Nul n’a pu échapper à la vague des gilets jaunes en France, qui submerge les régions et Paris depuis près de 3 semaines. Il n’est pas question ici de prendre partie mais au lendemain d’une journée de manifestation durant laquelle plus de 450 personnes ont été interpellées par les forces de police, il est pertinent de revenir sur les risques juridiques encourus par chacun et chacun qui prend part à ces mouvements.
Être bien informé est important au moment où les rumeurs et fake-news vont bon train sur le net.

Que risque-t’on à bloquer les routes ?

Le délit évoqué ici est celui d’entrave à la circulation, défini à l’article L412-1 du Code de la Route comme « le fait, en vue d’entraver ou de gêner la circulation, de placer ou de tenter de placer, sur une voie ouverte à la circulation publique, un objet faisant obstacle au passage des véhicules ou d’employer, ou de tenter d’employer un moyen quelconque pour y mettre obstacle« .

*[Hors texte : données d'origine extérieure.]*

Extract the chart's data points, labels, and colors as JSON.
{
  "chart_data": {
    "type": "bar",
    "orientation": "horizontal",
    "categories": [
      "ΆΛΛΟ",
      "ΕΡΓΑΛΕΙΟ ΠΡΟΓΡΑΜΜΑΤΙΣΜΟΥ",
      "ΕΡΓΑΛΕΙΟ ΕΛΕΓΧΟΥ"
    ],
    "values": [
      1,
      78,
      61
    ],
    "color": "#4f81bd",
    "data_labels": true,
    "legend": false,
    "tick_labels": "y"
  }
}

Ce délit est sanctionné du retrait de 6 points du permis de conduire et d’une peine complémentaire de suspension de trois ans ou plus.

Que risque-t’on à descendre dans la rue sans déclarer la manifestation ?

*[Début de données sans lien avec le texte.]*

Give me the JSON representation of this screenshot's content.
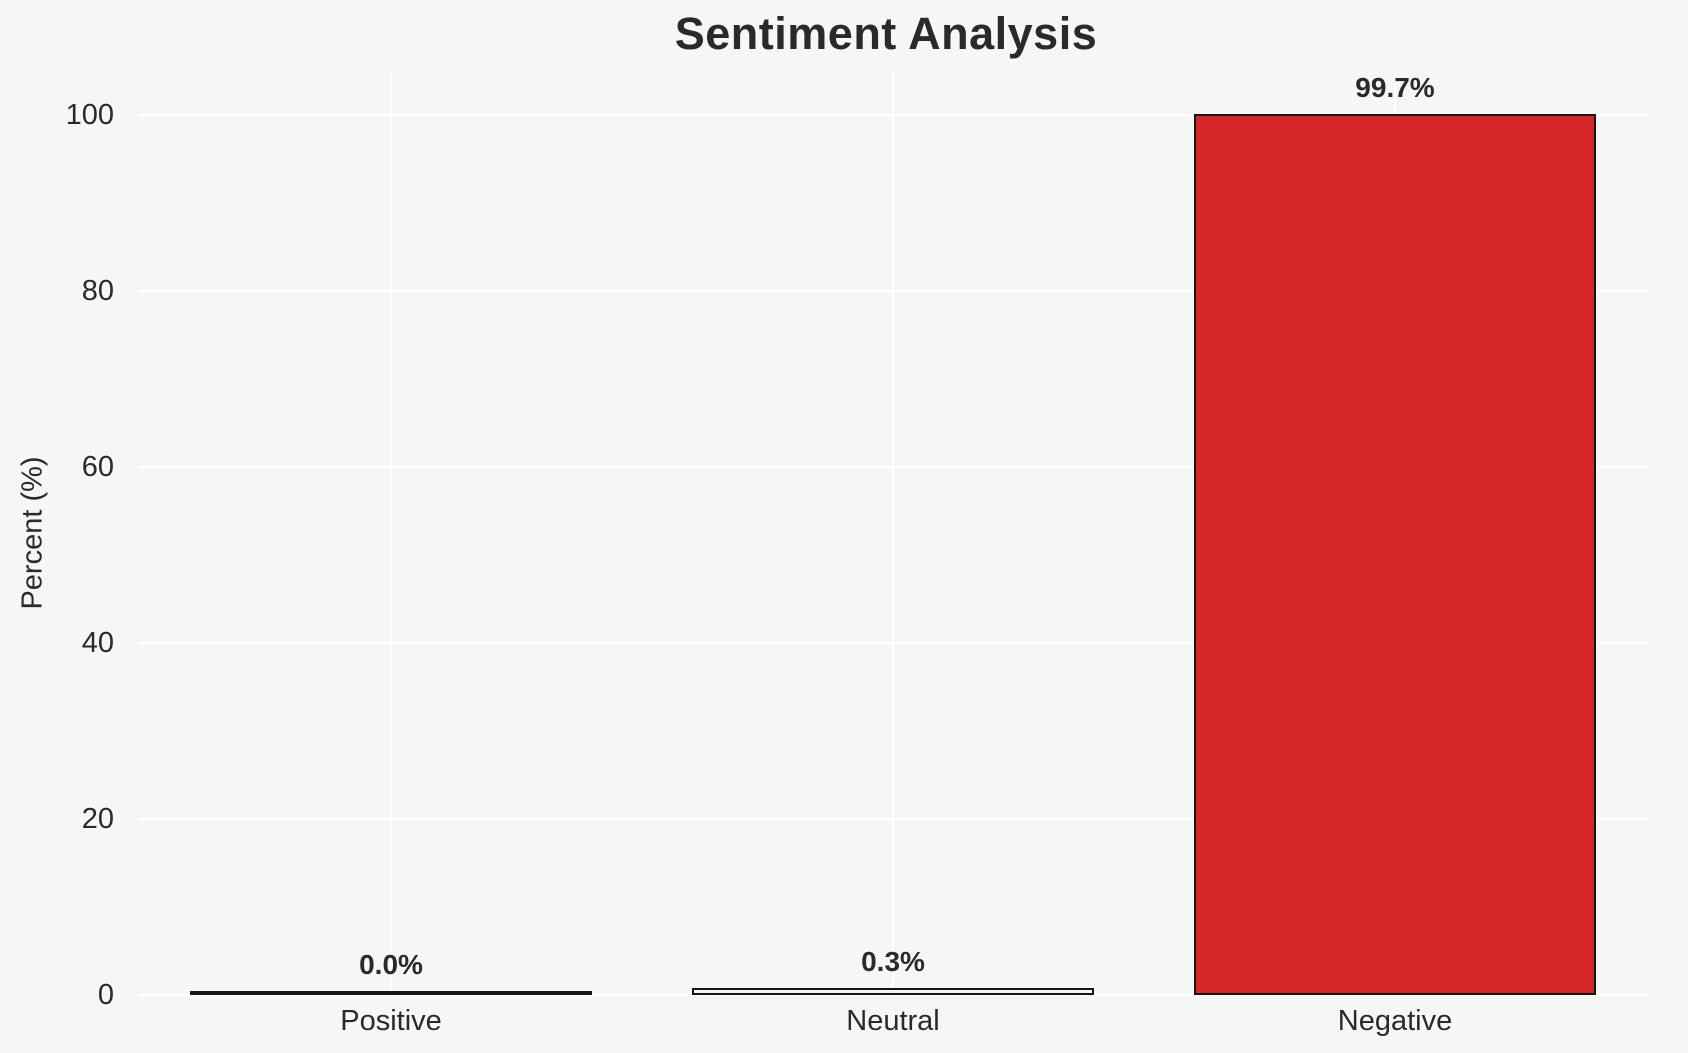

L’article 431-1 du Code Pénal dispose que « le fait d’entraver, d’une manière concertée et à l’aide de menaces, l’exercice de la liberté d’expression, du travail, d’association, de réunion ou de manifestation est puni d’un an d’emprisonnement et de 15.000 euros d’amende.

Le fait d’entraver, d’une manière concertée et à l’aide de coups, violences, voies de fait, destructions ou dégradations au sens du présent code, l’exercice d’une des libertés visées à l’alinéa précédent est puni de trois ans d’emprisonnement et de 45.000 euros d’amende ».

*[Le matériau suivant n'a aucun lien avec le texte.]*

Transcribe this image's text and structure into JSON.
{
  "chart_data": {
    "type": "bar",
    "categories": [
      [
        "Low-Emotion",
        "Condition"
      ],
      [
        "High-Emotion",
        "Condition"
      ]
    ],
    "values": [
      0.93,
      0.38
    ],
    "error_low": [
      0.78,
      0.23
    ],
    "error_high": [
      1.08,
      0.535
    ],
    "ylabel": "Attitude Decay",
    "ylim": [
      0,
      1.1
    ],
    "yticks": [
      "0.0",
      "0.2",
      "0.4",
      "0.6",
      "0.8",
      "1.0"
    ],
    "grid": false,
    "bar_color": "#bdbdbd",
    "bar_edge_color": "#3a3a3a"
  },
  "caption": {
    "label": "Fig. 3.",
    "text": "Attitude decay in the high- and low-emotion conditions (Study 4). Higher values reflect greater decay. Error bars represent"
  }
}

Ainsi, le Code Pénal reconnaît le droit de manifester.

Néanmoins, l’ordonnance du 12 mars 2012 précise que chaque manifestation doit être enregistrée auprès de la Préfecture de police « au moins trois jours francs » avant la date de l’événement.

La contravention à ce texte expose à une peine de six mois d’emprisonnement et 7 500 euros d’amende l’organisateur. Les participants eux, encourent dans ce cadre une amende de 38 euros pour « manquement aux obligations édictées par arrêté de police« .

Que risque-t’on en cas de trouble à l’ordre public ?

Selon l’article 431-3 du Code Pénal « constitue un attroupement tout rassemblement de personnes sur la voie publique ou dans un lieu public susceptible de troubler l’ordre public.

Un attroupement peut être dissipé par la force publique après deux sommations de se disperser restées sans effet adressées dans les conditions et selon les modalités prévues par l’article L. 211-9 du code de la sécurité intérieure.”

A noter que le Sénat a adopté le mardi 23 octobre dernier une proposition de loi visant à « prévenir et sanctionner les violences lors des manifestations ».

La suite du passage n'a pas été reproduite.